Here’s another scenario: You’re at your computer, you’re on Google and you’re searching for something…The screen freezes, you see the little “thingy” going around so you know it’s “working,” and still nothing. You become impatient, you check your connection, check the cache, check your security settings. finally the page loads…and you think, I’ve got to get a new machine; yet it’s only been an incredible 2 minutes of agony and frustration.

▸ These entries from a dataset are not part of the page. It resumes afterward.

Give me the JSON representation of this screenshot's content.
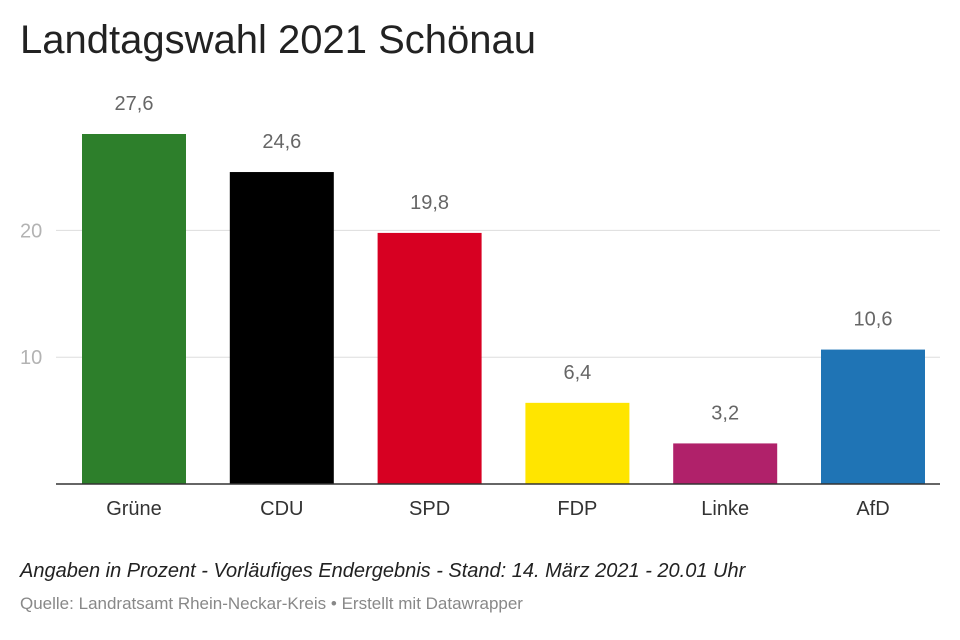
{
  "header": {
    "title": "Landtagswahl 2021 Schönau"
  },
  "footer": {
    "note": "Angaben in Prozent - Vorläufiges Endergebnis - Stand: 14. März 2021 - 20.01 Uhr",
    "source_label": "Quelle:",
    "source": "Landratsamt Rhein-Neckar-Kreis",
    "separator": "•",
    "credit": "Erstellt mit Datawrapper"
  },
  "chart_data": {
    "type": "bar",
    "title": "Landtagswahl 2021 Schönau",
    "categories": [
      "Grüne",
      "CDU",
      "SPD",
      "FDP",
      "Linke",
      "AfD"
    ],
    "values": [
      27.6,
      24.6,
      19.8,
      6.4,
      3.2,
      10.6
    ],
    "value_labels": [
      "27,6",
      "24,6",
      "19,8",
      "6,4",
      "3,2",
      "10,6"
    ],
    "colors": [
      "#2d7f2b",
      "#000000",
      "#d70022",
      "#ffe500",
      "#b0216a",
      "#1f74b5"
    ],
    "yticks": [
      10,
      20
    ],
    "ytick_labels": [
      "10",
      "20"
    ],
    "ylim": [
      0,
      27.6
    ],
    "grid": true,
    "xlabel": "",
    "ylabel": ""
  }
}
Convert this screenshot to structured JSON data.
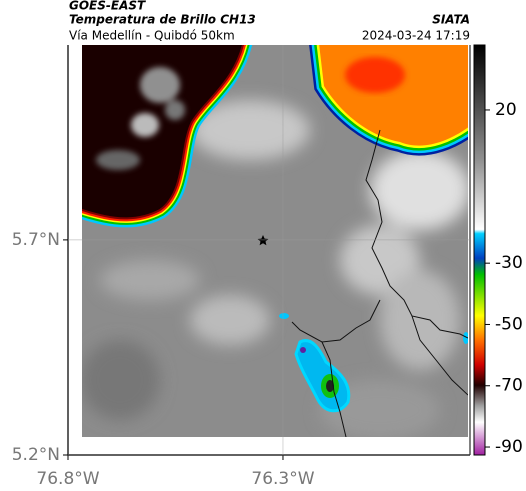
{
  "header": {
    "title": "GOES-EAST",
    "subtitle": "Temperatura de Brillo CH13",
    "route": "Vía Medellín - Quibdó 50km",
    "source": "SIATA",
    "timestamp": "2024-03-24 17:19"
  },
  "map": {
    "xlim": [
      -76.8,
      -75.865
    ],
    "ylim": [
      5.2,
      6.153
    ],
    "xticks": [
      {
        "value": -76.8,
        "label": "76.8°W"
      },
      {
        "value": -76.3,
        "label": "76.3°W"
      }
    ],
    "yticks": [
      {
        "value": 5.7,
        "label": "5.7°N"
      },
      {
        "value": 5.2,
        "label": "5.2°N"
      }
    ],
    "grid": true
  },
  "colorbar": {
    "lim": [
      -92.6,
      41.2
    ],
    "ticks": [
      20,
      -30,
      -50,
      -70,
      -90
    ]
  }
}
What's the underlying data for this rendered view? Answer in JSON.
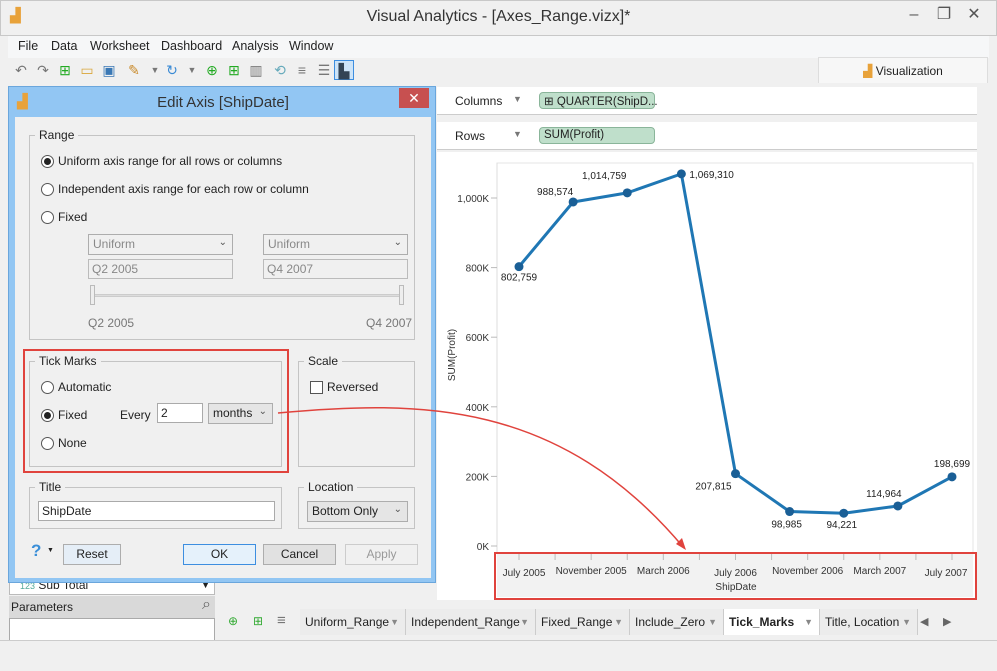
{
  "app": {
    "title": "Visual Analytics - [Axes_Range.vizx]*"
  },
  "menu": [
    "File",
    "Data",
    "Worksheet",
    "Dashboard",
    "Analysis",
    "Window"
  ],
  "window_controls": {
    "minimize": "–",
    "restore": "❐",
    "close": "✕"
  },
  "visualization_tab": "Visualization",
  "shelves": {
    "columns_label": "Columns",
    "columns_pill": "QUARTER(ShipD...",
    "rows_label": "Rows",
    "rows_pill": "SUM(Profit)"
  },
  "dialog": {
    "title": "Edit Axis [ShipDate]",
    "range": {
      "legend": "Range",
      "options": [
        "Uniform axis range for all rows or columns",
        "Independent axis range for each row or column",
        "Fixed"
      ],
      "selected": 0,
      "start_mode": "Uniform",
      "end_mode": "Uniform",
      "start_value": "Q2 2005",
      "end_value": "Q4 2007",
      "slider_min_label": "Q2 2005",
      "slider_max_label": "Q4 2007"
    },
    "tick_marks": {
      "legend": "Tick Marks",
      "options": [
        "Automatic",
        "Fixed",
        "None"
      ],
      "selected": 1,
      "every_label": "Every",
      "every_value": "2",
      "unit": "months"
    },
    "scale": {
      "legend": "Scale",
      "reversed_label": "Reversed",
      "reversed": false
    },
    "title_section": {
      "legend": "Title",
      "value": "ShipDate"
    },
    "location": {
      "legend": "Location",
      "value": "Bottom Only"
    },
    "buttons": {
      "help": "?",
      "reset": "Reset",
      "ok": "OK",
      "cancel": "Cancel",
      "apply": "Apply"
    }
  },
  "left_panel": {
    "subtotal": "Sub Total",
    "subtotal_prefix": "123",
    "parameters": "Parameters"
  },
  "sheet_tabs": [
    {
      "label": "Uniform_Range"
    },
    {
      "label": "Independent_Range"
    },
    {
      "label": "Fixed_Range"
    },
    {
      "label": "Include_Zero"
    },
    {
      "label": "Tick_Marks",
      "active": true
    },
    {
      "label": "Title, Location"
    }
  ],
  "chart_data": {
    "type": "line",
    "xlabel": "ShipDate",
    "ylabel": "SUM(Profit)",
    "x": [
      "2005-07",
      "2005-10",
      "2006-01",
      "2006-04",
      "2006-07",
      "2006-10",
      "2007-01",
      "2007-04",
      "2007-07"
    ],
    "values": [
      802759,
      988574,
      1014759,
      1069310,
      207815,
      98985,
      94221,
      114964,
      198699
    ],
    "data_labels": [
      "802,759",
      "988,574",
      "1,014,759",
      "1,069,310",
      "207,815",
      "98,985",
      "94,221",
      "114,964",
      "198,699"
    ],
    "y_ticks": [
      "0K",
      "200K",
      "400K",
      "600K",
      "800K",
      "1,000K"
    ],
    "y_tick_values": [
      0,
      200000,
      400000,
      600000,
      800000,
      1000000
    ],
    "x_tick_labels": [
      "July 2005",
      "November 2005",
      "March 2006",
      "July 2006",
      "November 2006",
      "March 2007",
      "July 2007"
    ],
    "x_tick_label_dates": [
      "2005-07",
      "2005-11",
      "2006-03",
      "2006-07",
      "2006-11",
      "2007-03",
      "2007-07"
    ],
    "x_tick_interval_months": 2,
    "xlim": [
      "2005-07",
      "2007-07"
    ],
    "ylim": [
      0,
      1090000
    ],
    "color": "#1f77b4",
    "annotation_color": "#e0433d"
  }
}
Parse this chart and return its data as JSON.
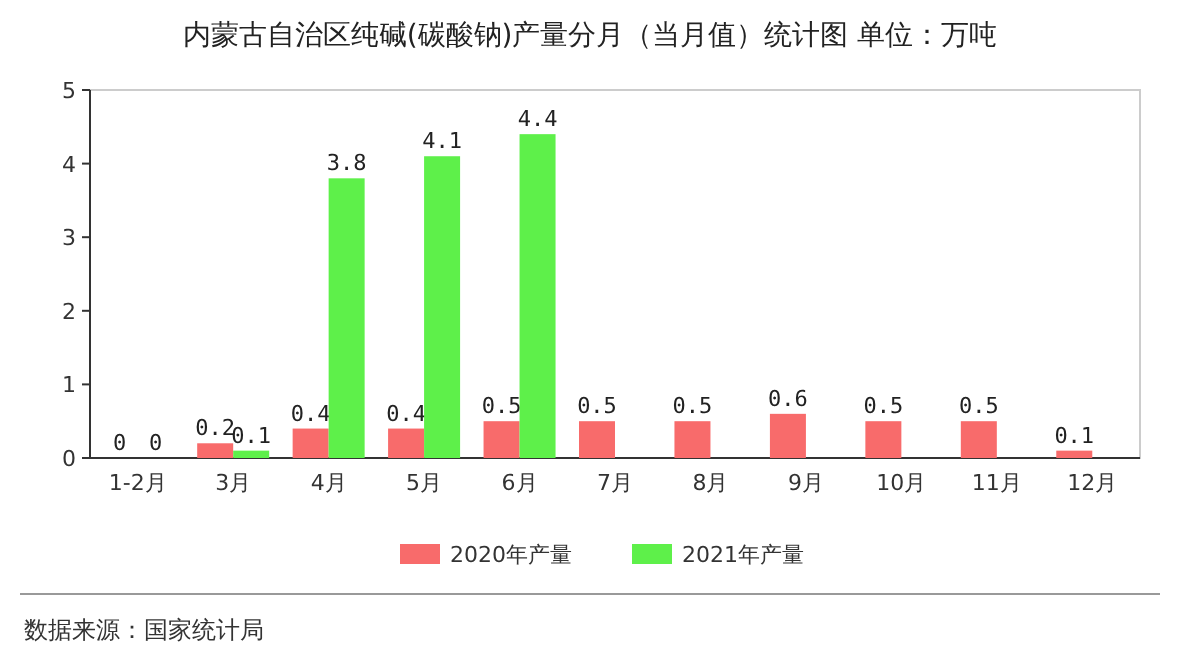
{
  "chart_data": {
    "type": "bar",
    "title": "内蒙古自治区纯碱(碳酸钠)产量分月（当月值）统计图  单位：万吨",
    "categories": [
      "1-2月",
      "3月",
      "4月",
      "5月",
      "6月",
      "7月",
      "8月",
      "9月",
      "10月",
      "11月",
      "12月"
    ],
    "series": [
      {
        "name": "2020年产量",
        "color": "#f86b6b",
        "values": [
          0,
          0.2,
          0.4,
          0.4,
          0.5,
          0.5,
          0.5,
          0.6,
          0.5,
          0.5,
          0.1
        ]
      },
      {
        "name": "2021年产量",
        "color": "#5ef04a",
        "values": [
          0,
          0.1,
          3.8,
          4.1,
          4.4,
          null,
          null,
          null,
          null,
          null,
          null
        ]
      }
    ],
    "ylim": [
      0,
      5
    ],
    "yticks": [
      0,
      1,
      2,
      3,
      4,
      5
    ],
    "grid": false,
    "legend": "bottom",
    "data_labels": true,
    "annotations": [
      "数据来源：国家统计局"
    ]
  }
}
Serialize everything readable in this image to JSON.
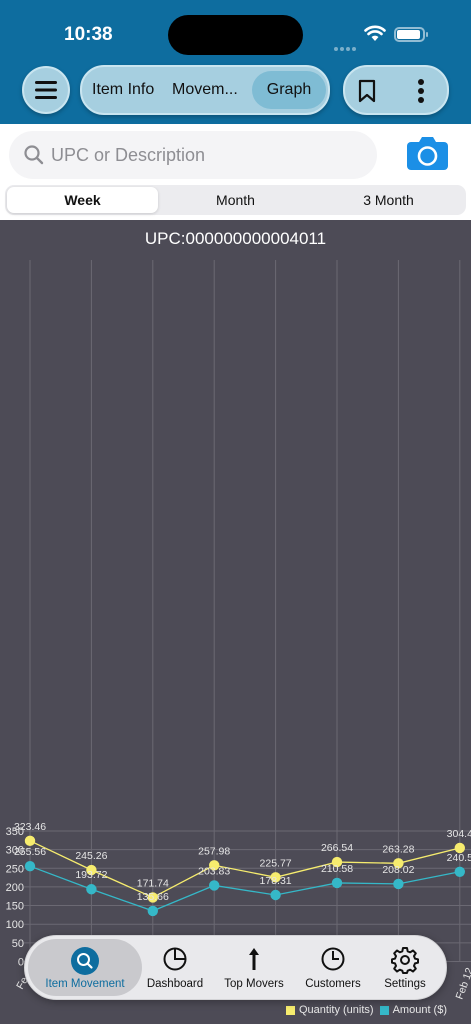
{
  "status": {
    "time": "10:38"
  },
  "nav": {
    "tabs": [
      {
        "label": "Item Info"
      },
      {
        "label": "Movem..."
      },
      {
        "label": "Graph",
        "selected": true
      }
    ]
  },
  "search": {
    "placeholder": "UPC or Description",
    "value": ""
  },
  "range": {
    "options": [
      {
        "label": "Week",
        "selected": true
      },
      {
        "label": "Month"
      },
      {
        "label": "3 Month"
      }
    ]
  },
  "chart_data": {
    "type": "line",
    "title": "UPC:000000000004011",
    "ylim": [
      0,
      370
    ],
    "yticks": [
      0,
      50,
      100,
      150,
      200,
      250,
      300,
      350
    ],
    "grid": true,
    "legend": "bottom-right",
    "x_visible": [
      "Fe",
      "Feb 12"
    ],
    "series": [
      {
        "name": "Quantity (units)",
        "color": "#f6ec6e",
        "values": [
          323.46,
          245.26,
          171.74,
          257.98,
          225.77,
          266.54,
          263.28,
          304.4
        ],
        "labels": [
          "323.46",
          "245.26",
          "171.74",
          "257.98",
          "225.77",
          "266.54",
          "263.28",
          "304.4"
        ]
      },
      {
        "name": "Amount ($)",
        "color": "#35b8c8",
        "values": [
          255.56,
          193.72,
          135.66,
          203.83,
          178.31,
          210.58,
          208.02,
          240.5
        ],
        "labels": [
          "255.56",
          "193.72",
          "135.66",
          "203.83",
          "178.31",
          "210.58",
          "208.02",
          "240.5"
        ]
      }
    ]
  },
  "tabbar": {
    "items": [
      {
        "label": "Item Movement",
        "icon": "search-icon",
        "active": true
      },
      {
        "label": "Dashboard",
        "icon": "pie-chart-icon"
      },
      {
        "label": "Top Movers",
        "icon": "arrow-up-icon"
      },
      {
        "label": "Customers",
        "icon": "pie-chart-icon"
      },
      {
        "label": "Settings",
        "icon": "gear-icon"
      }
    ]
  }
}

Why are we like this? How has it come to this? Blame it on technology. You see technology has set an unrealistically high bar of expectation for speed and delivery for everything that is not technology related. Whether it’s your toaster, the elevator, the manager at a hotel, the service at the restaurant, the boarding of the airplane, checkout at the grocery store, customer service on the phone or the drive-thru of your favorite restaurant. If we don’t get what we want and need NOW, we have a melt down.
Like the New York Times says, “We need a reset.”
The problem is that we’re armed with so much more information, access and ability so quickly through technology, that it has lead people to expect, demand and want the same type of results from their offline experiences. Is that realistic? Probably not.